8) Die Sache hat sich schon aufgeklärt. Es hat sich tatsächlich nur um völlig ungefährlichen Datenschrott gehandelt, den anscheinend jeder Computer unterschiedlich interpretiert und eine anderes Suffix generiert hat. Keine Ahnung, wie das entstanden ist.

@Heiko,
vielen Dank nochmal.

Die Verbreitung von Viren und anderen üblem Zeugs hängt natürlich damit zusammen, wie weit ein Computersystem gängig und verbreitet ist. Das muß man einfach realistisch sehen, ist halt auch eine Art Marktwirtschaft und die bösen Buben wollen die Dinger ja auch möglichst gut und effektiv losschlagen (lassen). Wird wohl nur noch kurze Zeit dauern, bis das Benutzen des Feuerfuchses nicht mehr so sicher ist ... dann heißt es, auf ein weniger gängiges Brauser-Model umsteigen.

Selbst Linux dürfte auf Dauer nicht 100%ig sicher sein, auch wenn dies von den Pinguin-Fundamentalisten so behauptet wird.
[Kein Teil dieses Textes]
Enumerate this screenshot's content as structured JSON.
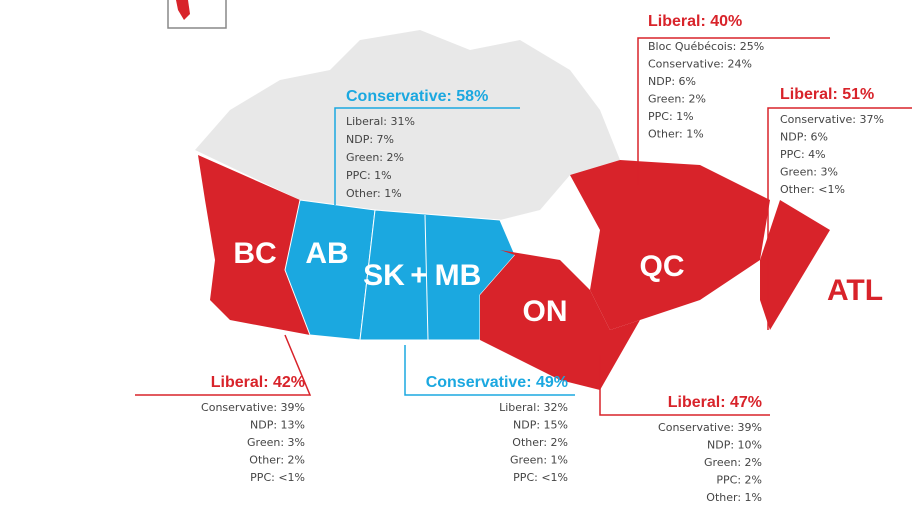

Man kriegt alles kaputt, wenn man weiß wie ...

(off-topic: wie lange bleibe ich eigentlich noch "Rookie", ab wann steige ich auf ?)


----------



## Heiko (17 Februar 2006)

Greenhorn schrieb:
			
		

> (off-topic: wie lange bleibe ich eigentlich noch "Rookie", ab wann steige ich auf ?)


Bald, mein Sohn, bald...


----------



## Anonymous (18 Februar 2006)

> auch früher gab es haufenweise Viren auf Macs, virenfrei ist ein Sage
> nur die geringe Verbreitung (ca 5-10% Marktanteil, davon nur ein  geringer Teil in Privatbesitz)
> hat es immer relativ niedrig gehalten.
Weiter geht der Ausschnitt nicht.